Source data and scripts for the paper "Deciphering the sequence variation and structural dynamics of envelope glycoprotein gp120 in HIV neutralization phenotype by molecular dynamics simulation and graph machine learning"
This paper aims to decipher the roles of rapid sequence variability and significant structural dynamics of envelope glycoprotein gp120 in HIV neutralization phenotype. 45 prefusion gp120 from different HIV strains belong to three tiers of sensitive, moderate, and resistant neutralization phenotype are structurally modeled by homology modeling and investigated by molecular dynamics simulations and graph machine learning.
- All HIV sequences with the neutralization-sensitive, moderate, and resistant neutralization phenotype based on the experimental assessment of HIV neutralization phenotype with a broad range of genetic and geographic diversity were obtained from the UniProtKB database (http://www.uniprot.org).
- All gp120 structural models from different HIV strains with the neutralization-sensitive, moderate, and resistant neutralization phenotype were randomly selected and constructed by homology modeling.
- 45 prefusion gp120 from different HIV strains with the neutralization-sensitive, moderate, and resistant neutralization phenotype are investigated by molecular dynamics simulations (only Ca trajectories are uploaded).

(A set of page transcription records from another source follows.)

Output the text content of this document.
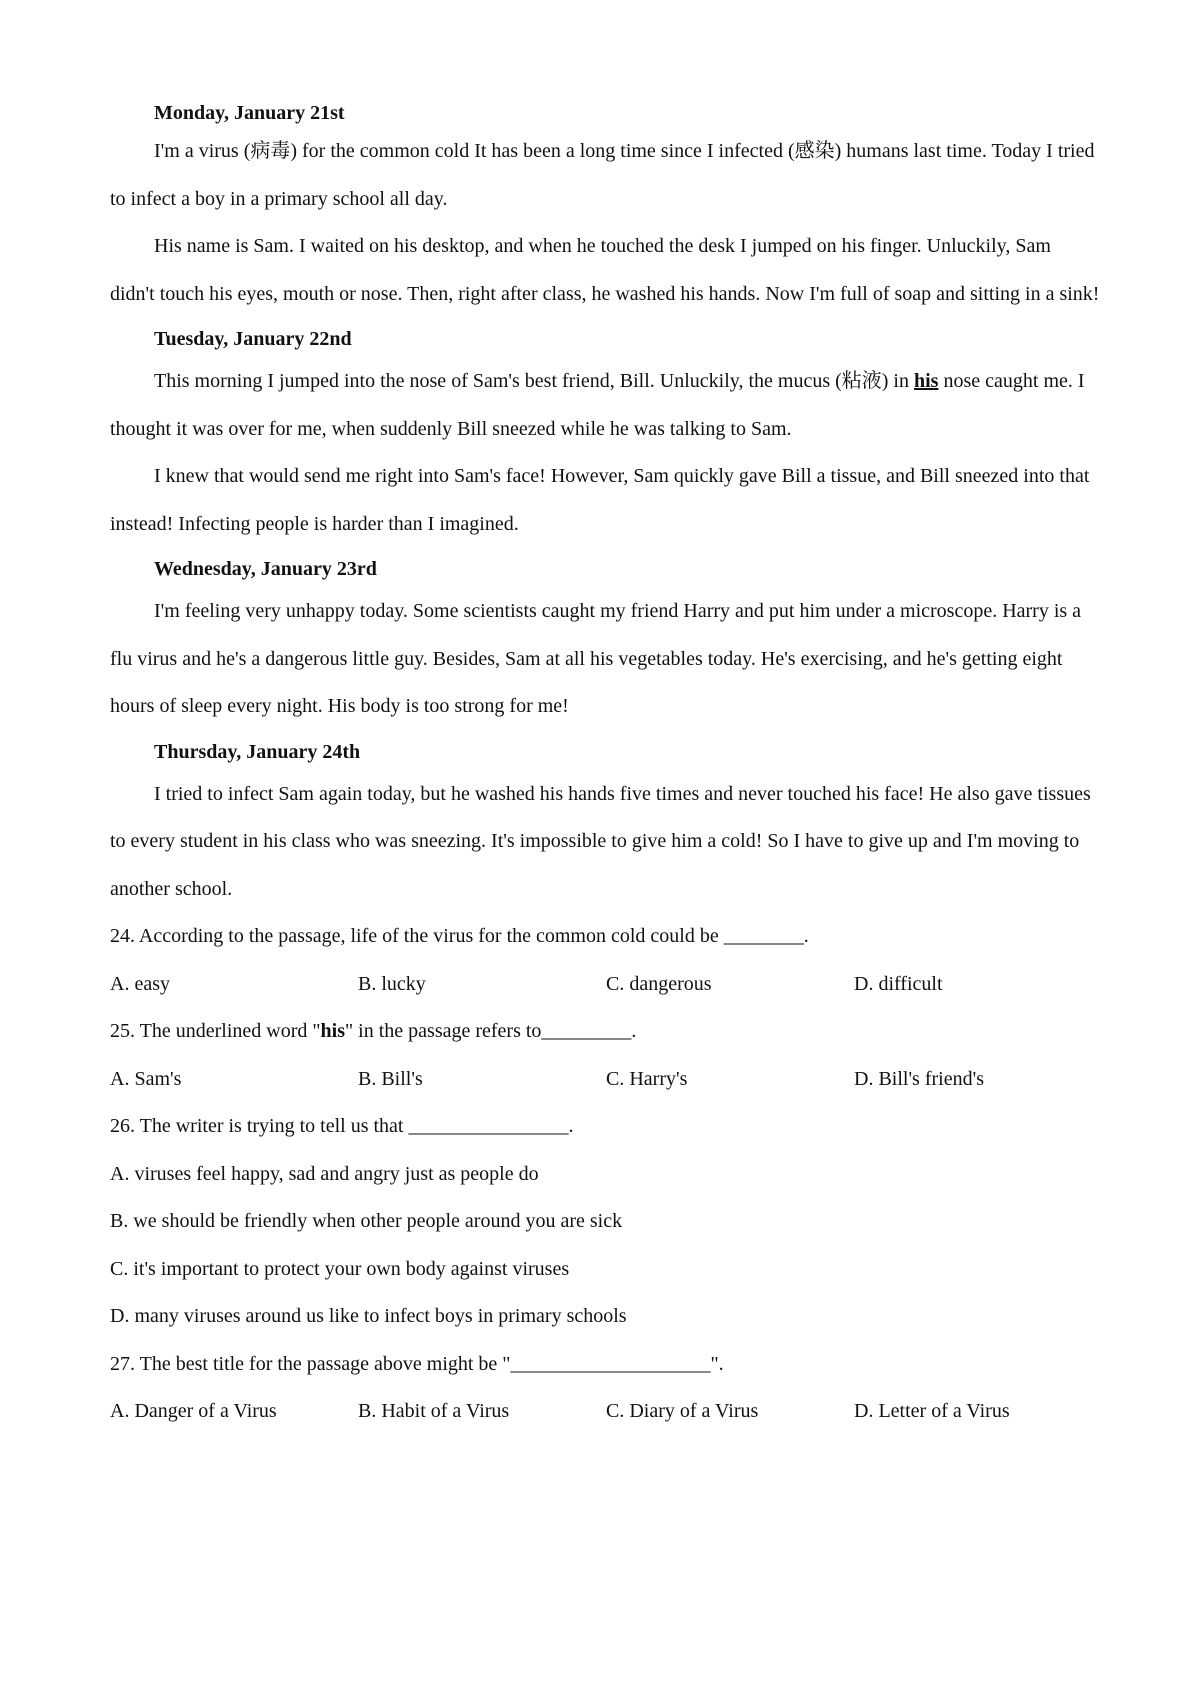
Monday, January 21st

I'm a virus (病毒) for the common cold It has been a long time since I infected (感染) humans last time. Today I tried to infect a boy in a primary school all day.

His name is Sam. I waited on his desktop, and when he touched the desk I jumped on his finger. Unluckily, Sam didn't touch his eyes, mouth or nose. Then, right after class, he washed his hands. Now I'm full of soap and sitting in a sink!

Tuesday, January 22nd

This morning I jumped into the nose of Sam's best friend, Bill. Unluckily, the mucus (粘液) in his nose caught me. I thought it was over for me, when suddenly Bill sneezed while he was talking to Sam.

I knew that would send me right into Sam's face! However, Sam quickly gave Bill a tissue, and Bill sneezed into that instead! Infecting people is harder than I imagined.

Wednesday, January 23rd

I'm feeling very unhappy today. Some scientists caught my friend Harry and put him under a microscope. Harry is a flu virus and he's a dangerous little guy. Besides, Sam at all his vegetables today. He's exercising, and he's getting eight hours of sleep every night. His body is too strong for me!

Thursday, January 24th

I tried to infect Sam again today, but he washed his hands five times and never touched his face! He also gave tissues to every student in his class who was sneezing. It's impossible to give him a cold! So I have to give up and I'm moving to another school.

24. According to the passage, life of the virus for the common cold could be ________.

A. easy	B. lucky	C. dangerous	D. difficult

25. The underlined word "his" in the passage refers to_________.

A. Sam's	B. Bill's	C. Harry's	D. Bill's friend's

26. The writer is trying to tell us that ________________.

A. viruses feel happy, sad and angry just as people do
B. we should be friendly when other people around you are sick
C. it's important to protect your own body against viruses
D. many viruses around us like to infect boys in primary schools

27. The best title for the passage above might be "____________________".

A. Danger of a Virus	B. Habit of a Virus	C. Diary of a Virus	D. Letter of a Virus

- structural deviations: root mean square deviation RMSD and radius gyration Rg of the hydrophobic core.
- population distribution: free energy landscapes FEL.
- conformational flexibility: root-mean-square fluctuation RMSF.
- Model selection from the Gated Recurrent Unit (GRU), Graph Convolution Network (GCN) and Graph Isomorphism Network (GIN).
- Graph Isomorphism Network (GIN) training on molecular dynamics simulations.
- Graph Isomorphism Network (GIN) with attention mechanism GIN_ATT.